Liberaltarianism, One More Time

Will Wilkinson was taken with this Mark Thompson post, and so was I - albeit for somewhat different reasons. The undercurrent in my frets about a future in which libertarians are absorbed into contemporary American liberalism, as you can probably tell, is my sense that there are real affinities between my own probably half-baked vision for conservative renewal and what the liberaltarians say they're up to; I see them as sparring partners on many issues, obviously, but as potential allies on many others.

So for instance, when Thompson writes that "by treating any and all social safety nets as irreversible steps on the Road to Serfdom, we allow liberals and progressives to shape those policies in ways that are inefficient, ineffective, and overbroad - even though Adam Smith, Hayek himself, and Friedman each advocated for a form of social safety net, demonstrating that social safety nets can be consistent with libertarianism," I think, this is exactly the way that conservatives more generally should be thinking about the welfare state. It's true that Grand New Party was written, in part, as a critique of a certain kind of "libertarianism" - the kind that sees Rudy Giuliani's "tax cuts plus nothing" primary campaign as a model for Republicans, for instance - and obviously the book partakes of a moralism that many libertarians find distasteful. But on a lot of fronts, our analysis was informed by what we (and especially Reihan, as you might expect) saw as the smartest libertarian thinking on policy issues. It isn't a coincidence that Reihan and I and Will Wilkinson all supported a payroll-tax cut as an alternative to the stimulus package, for instance: A smart right-populism and a smart libertarianism have a lot of disagreements, but a lot to talk about as well. And the whole idea of a libertarianism that engages with the welfare state as it actually exists, and seeks revolutions within the form that enhance liberty and opportunity, is roughly what I want to see from the American center-right at the moment - which makes me loath to see people who have ideas along similar lines fleeing into the center-left.

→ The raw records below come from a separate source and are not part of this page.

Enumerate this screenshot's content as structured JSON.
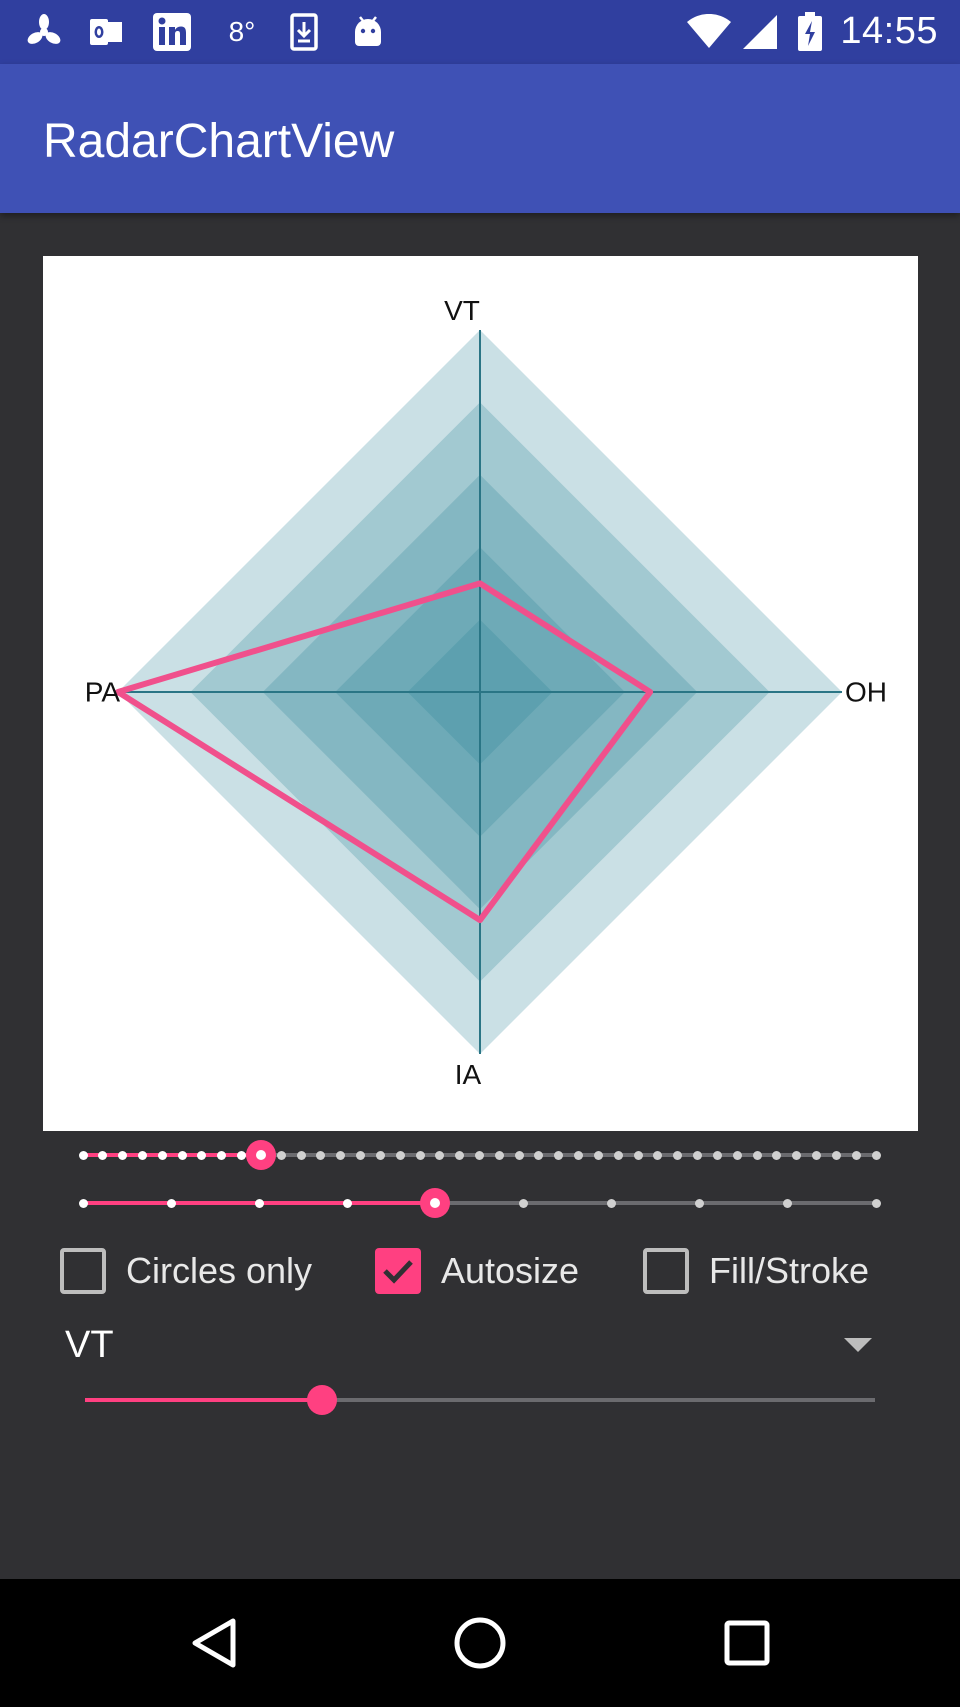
{
  "status_bar": {
    "time": "14:55",
    "icons": [
      "fan-icon",
      "outlook-icon",
      "linkedin-icon",
      "temperature-8-icon",
      "download-icon",
      "android-icon",
      "wifi-icon",
      "signal-icon",
      "battery-charging-icon"
    ],
    "temperature": "8°"
  },
  "app_bar": {
    "title": "RadarChartView"
  },
  "chart_data": {
    "type": "radar",
    "axes": [
      "VT",
      "OH",
      "IA",
      "PA"
    ],
    "values": [
      0.3,
      0.47,
      0.63,
      1.0
    ],
    "max": 1.0,
    "levels": 5,
    "series_color": "#F0508C",
    "web_color": "#2A8296",
    "background_color": "#FFFFFF"
  },
  "controls": {
    "slider_levels": {
      "position": 9,
      "count": 41
    },
    "slider_axes": {
      "position": 4,
      "count": 10
    },
    "checkboxes": [
      {
        "label": "Circles only",
        "checked": false
      },
      {
        "label": "Autosize",
        "checked": true
      },
      {
        "label": "Fill/Stroke",
        "checked": false
      }
    ],
    "axis_selector": {
      "value": "VT"
    },
    "slider_value": {
      "fraction": 0.3
    }
  },
  "colors": {
    "primary": "#3F51B5",
    "primary_dark": "#303F9F",
    "accent": "#FF4081",
    "background": "#303033"
  },
  "nav_bar": {
    "buttons": [
      "back-icon",
      "home-icon",
      "recents-icon"
    ]
  }
}
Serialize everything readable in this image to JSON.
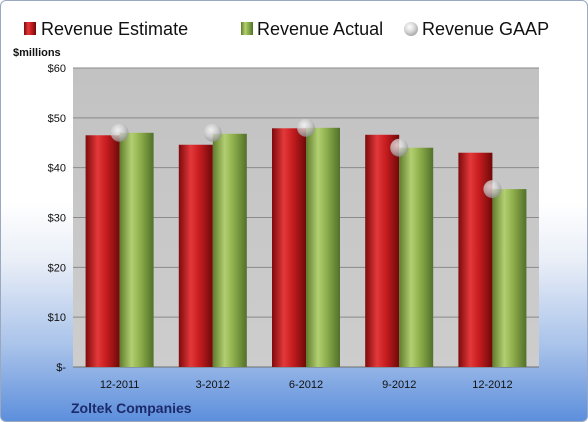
{
  "chart_data": {
    "type": "bar",
    "title": "",
    "ylabel": "$millions",
    "xlabel": "",
    "categories": [
      "12-2011",
      "3-2012",
      "6-2012",
      "9-2012",
      "12-2012"
    ],
    "series": [
      {
        "name": "Revenue Estimate",
        "kind": "bar",
        "color": "#c0181c",
        "values": [
          46.5,
          44.6,
          47.9,
          46.6,
          43.0
        ]
      },
      {
        "name": "Revenue Actual",
        "kind": "bar",
        "color": "#8fb04c",
        "values": [
          47.0,
          46.8,
          48.0,
          44.0,
          35.7
        ]
      },
      {
        "name": "Revenue GAAP",
        "kind": "marker",
        "color": "#c8c8c8",
        "values": [
          47.0,
          47.0,
          48.0,
          44.0,
          35.7
        ]
      }
    ],
    "ylim": [
      0,
      60
    ],
    "yticks": [
      0,
      10,
      20,
      30,
      40,
      50,
      60
    ],
    "ytick_labels": [
      "$-",
      "$10",
      "$20",
      "$30",
      "$40",
      "$50",
      "$60"
    ],
    "grid": true,
    "legend_position": "top",
    "plot_background": "#c3c3c3"
  },
  "company_name": "Zoltek Companies"
}
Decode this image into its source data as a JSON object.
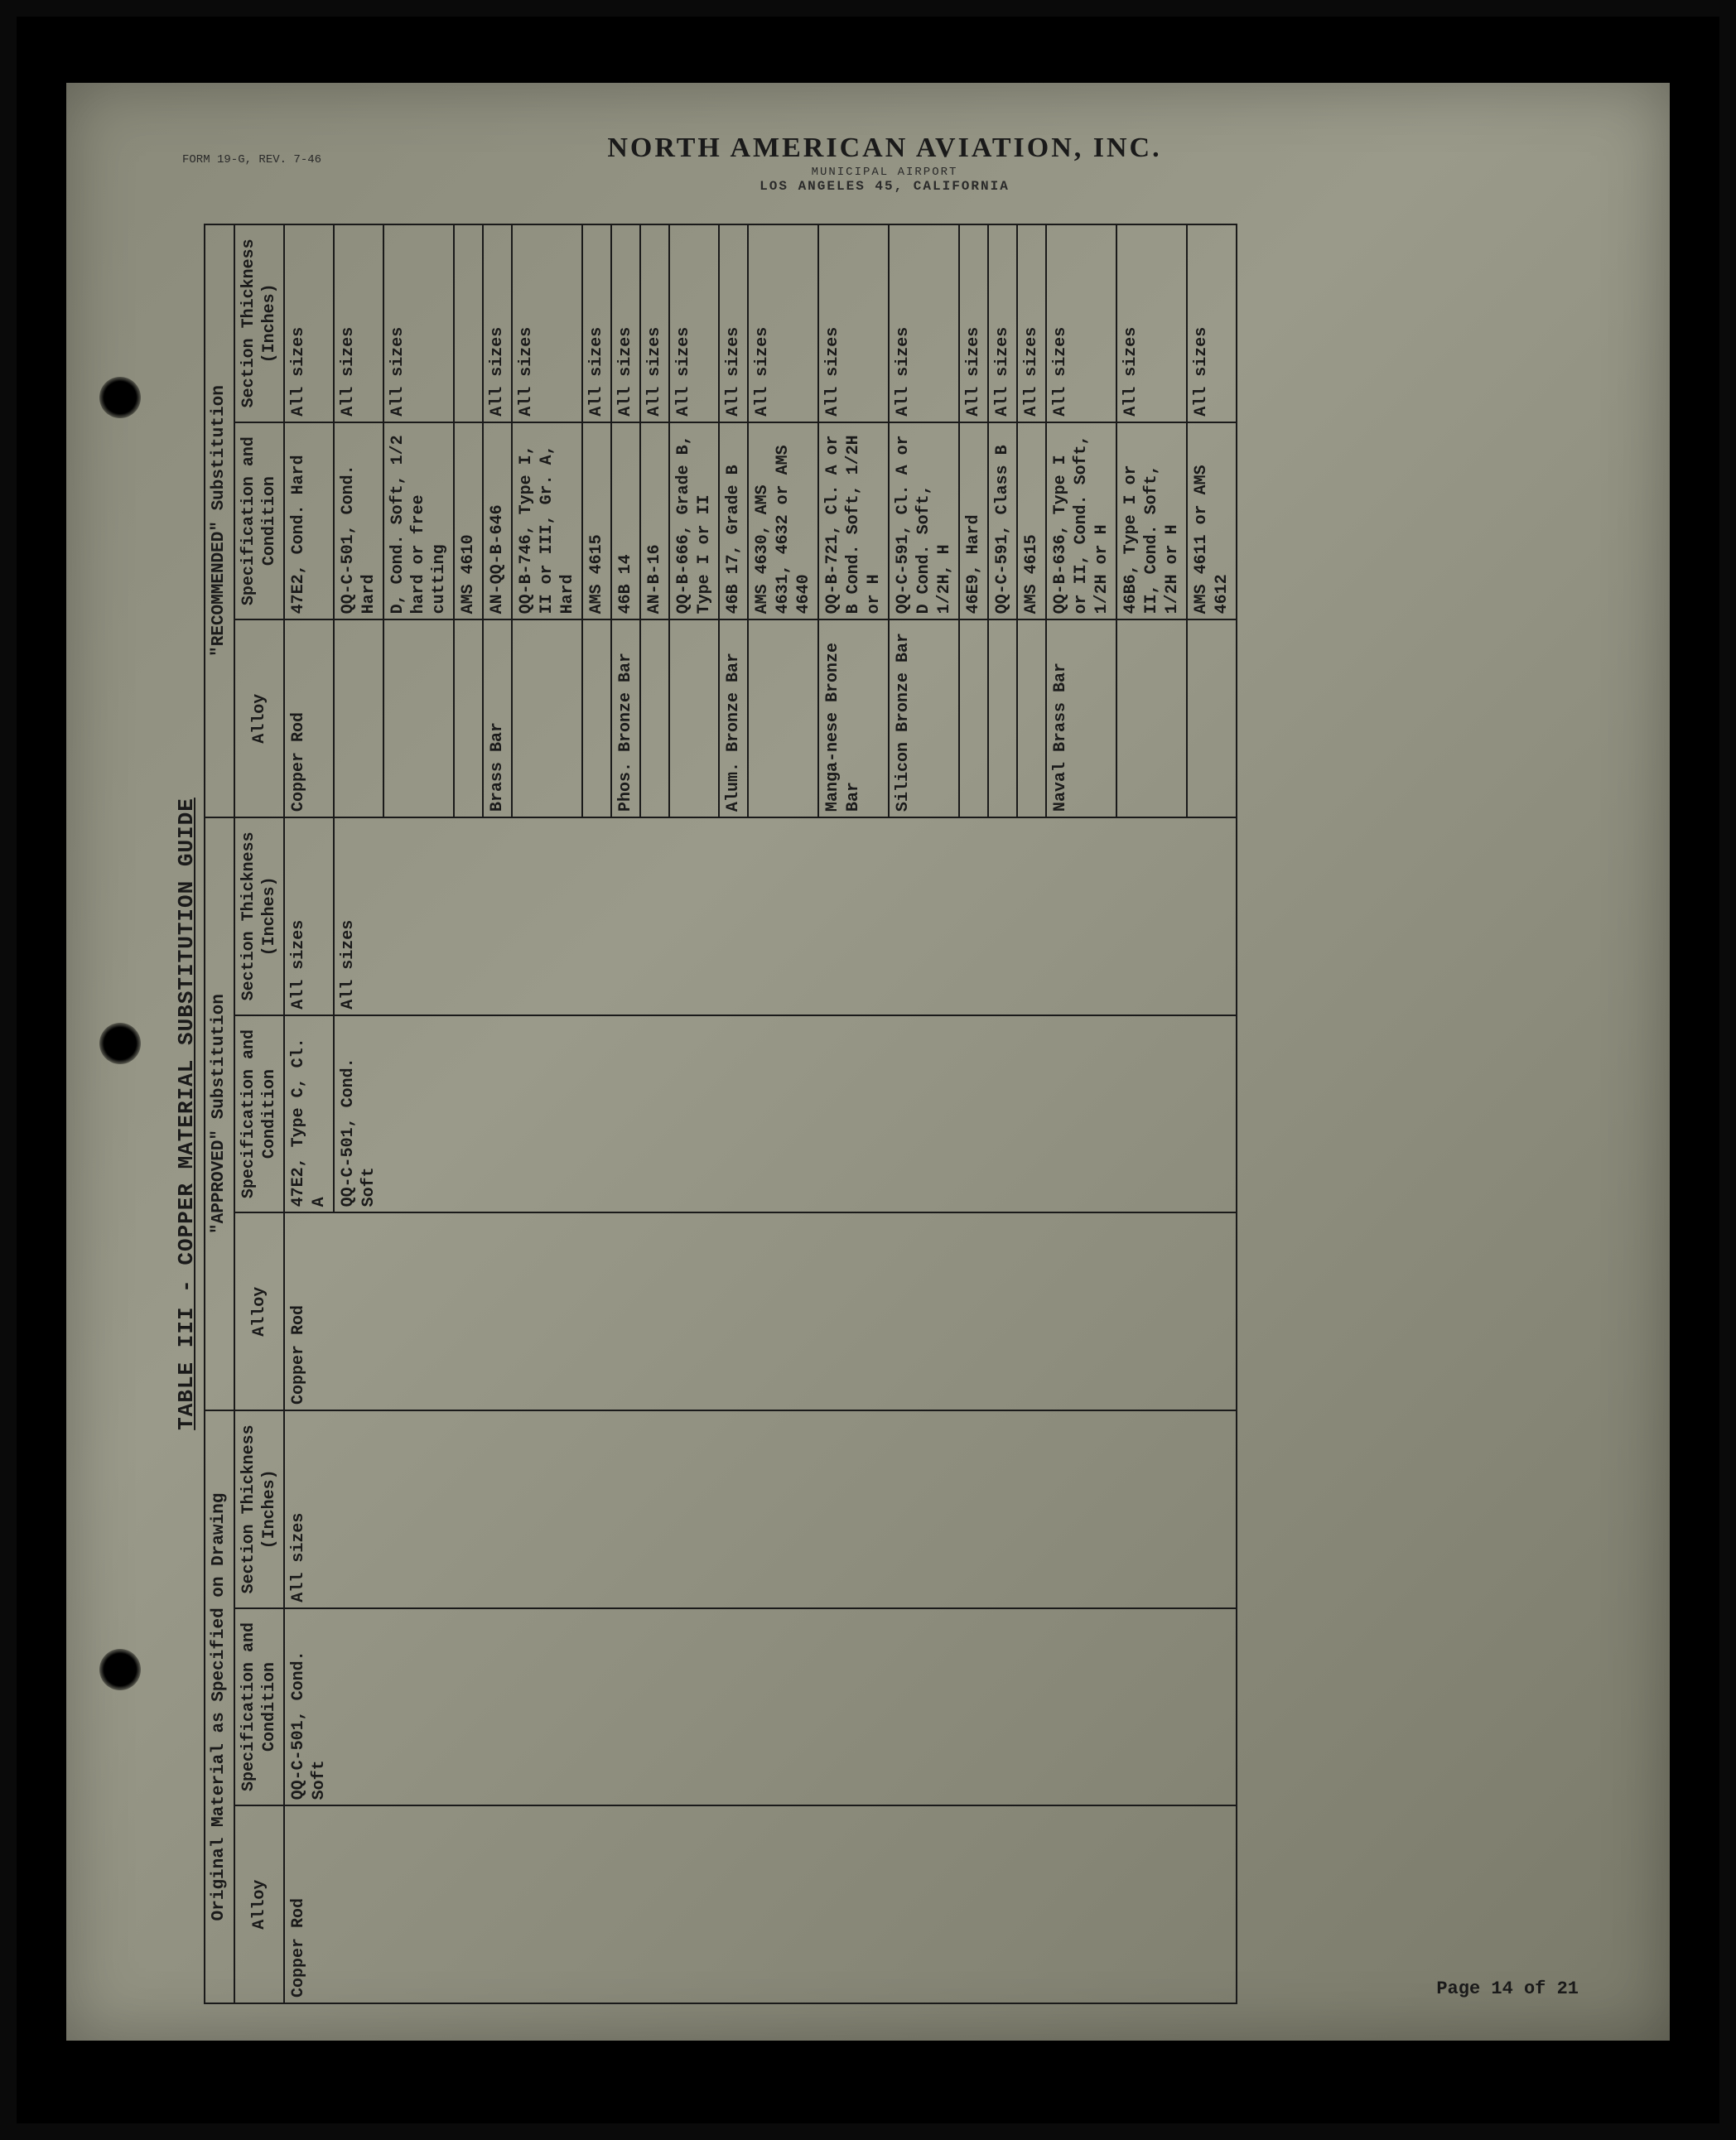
{
  "letterhead": {
    "company": "NORTH AMERICAN AVIATION, INC.",
    "line1": "MUNICIPAL AIRPORT",
    "line2": "LOS ANGELES 45, CALIFORNIA",
    "form": "FORM 19-G, REV. 7-46"
  },
  "title": "TABLE III - COPPER MATERIAL SUBSTITUTION GUIDE",
  "group_headers": {
    "g1": "Original Material as Specified on Drawing",
    "g2": "\"APPROVED\" Substitution",
    "g3": "\"RECOMMENDED\" Substitution"
  },
  "col_headers": {
    "alloy": "Alloy",
    "spec": "Specification and Condition",
    "thick": "Section Thickness (Inches)"
  },
  "original": {
    "alloy": "Copper Rod",
    "spec": "QQ-C-501, Cond. Soft",
    "thick": "All sizes"
  },
  "approved": {
    "alloy": "Copper Rod",
    "spec1": "47E2, Type C, Cl. A",
    "spec2": "QQ-C-501, Cond. Soft",
    "thick1": "All sizes",
    "thick2": "All sizes"
  },
  "recommended": [
    {
      "alloy": "Copper Rod",
      "spec": "47E2, Cond. Hard",
      "thick": "All sizes"
    },
    {
      "alloy": "",
      "spec": "QQ-C-501, Cond. Hard",
      "thick": "All sizes"
    },
    {
      "alloy": "",
      "spec": "D, Cond. Soft, 1/2 hard or free cutting",
      "thick": "All sizes"
    },
    {
      "alloy": "",
      "spec": "AMS 4610",
      "thick": ""
    },
    {
      "alloy": "Brass Bar",
      "spec": "AN-QQ-B-646",
      "thick": "All sizes"
    },
    {
      "alloy": "",
      "spec": "QQ-B-746, Type I, II or III, Gr. A, Hard",
      "thick": "All sizes"
    },
    {
      "alloy": "",
      "spec": "AMS 4615",
      "thick": "All sizes"
    },
    {
      "alloy": "Phos. Bronze Bar",
      "spec": "46B 14",
      "thick": "All sizes"
    },
    {
      "alloy": "",
      "spec": "AN-B-16",
      "thick": "All sizes"
    },
    {
      "alloy": "",
      "spec": "QQ-B-666, Grade B, Type I or II",
      "thick": "All sizes"
    },
    {
      "alloy": "Alum. Bronze Bar",
      "spec": "46B 17, Grade B",
      "thick": "All sizes"
    },
    {
      "alloy": "",
      "spec": "AMS 4630, AMS 4631, 4632 or AMS 4640",
      "thick": "All sizes"
    },
    {
      "alloy": "Manga-nese Bronze Bar",
      "spec": "QQ-B-721, Cl. A or B Cond. Soft, 1/2H or H",
      "thick": "All sizes"
    },
    {
      "alloy": "Silicon Bronze Bar",
      "spec": "QQ-C-591, Cl. A or D Cond. Soft, 1/2H, H",
      "thick": "All sizes"
    },
    {
      "alloy": "",
      "spec": "46E9, Hard",
      "thick": "All sizes"
    },
    {
      "alloy": "",
      "spec": "QQ-C-591, Class B",
      "thick": "All sizes"
    },
    {
      "alloy": "",
      "spec": "AMS 4615",
      "thick": "All sizes"
    },
    {
      "alloy": "Naval Brass Bar",
      "spec": "QQ-B-636, Type I or II, Cond. Soft, 1/2H or H",
      "thick": "All sizes"
    },
    {
      "alloy": "",
      "spec": "46B6, Type I or II, Cond. Soft, 1/2H or H",
      "thick": "All sizes"
    },
    {
      "alloy": "",
      "spec": "AMS 4611 or AMS 4612",
      "thick": "All sizes"
    }
  ],
  "page_num": "Page 14 of 21",
  "colors": {
    "paper": "#8f8d7c",
    "ink": "#1a1a1a",
    "frame": "#000000"
  }
}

This doesn't mean that there aren't good reasons to flee! But I think that the liberaltarians shouldn't get too carried away by their sudden rediscovery of deep philosophical affinities between libertarians and left-liberalism. These affinities of course exist, but they exist in part because America is a liberal country, where almost everybody has philosophical affinities with everybody else. In a later post, Thompson argues that the Right might benefit from losing its libertarian component because "a conservatism that lacked libertarianism would be able to form around a more ideologically coherent set of beliefs akin to traditional conservatism ...  I can't think of a more appropriate counterweight to [the liberal worldview] than a political coalition formed around the idea of social, economic, and political stability, and a deep-seated sentiment for tradition." I respect the people trying to build a conservatism along these lines, but I just don't think it's possible in the American context: The appeal of dynamism, to borrow from Virginia Postrel, is too pervasive to admit of an effective political coalition organized in opposition to it. Which means that a Right that lost its smartest dynamists wouldn't suddenly be taken over by the Daniel Larisons and Patrick Deneens of the world. It would still be a pro-growth coalition - Rush Limbaugh is nothing if not a liberal in that sense - it would just be a much, much dumber one.

Yes, there's a best-case scenario in which the dumbening of the American Right works out fine for libertarians, because the infusion of "liberaltarianism" suddenly makes the left-of-center much smarter and more freedom-friendly about issues of economic policy. But I think the more likely scenario is that the liberaltarians vanish into the center-left without much of a ripple, leaving a right-wing rump to battle eternally with a fat, lazy, none-too-libertarian left-liberalism. And in fact, that worst-case scenario already exists: It's called the state of California.

Ross Douthat is a former writer and editor at The Atlantic.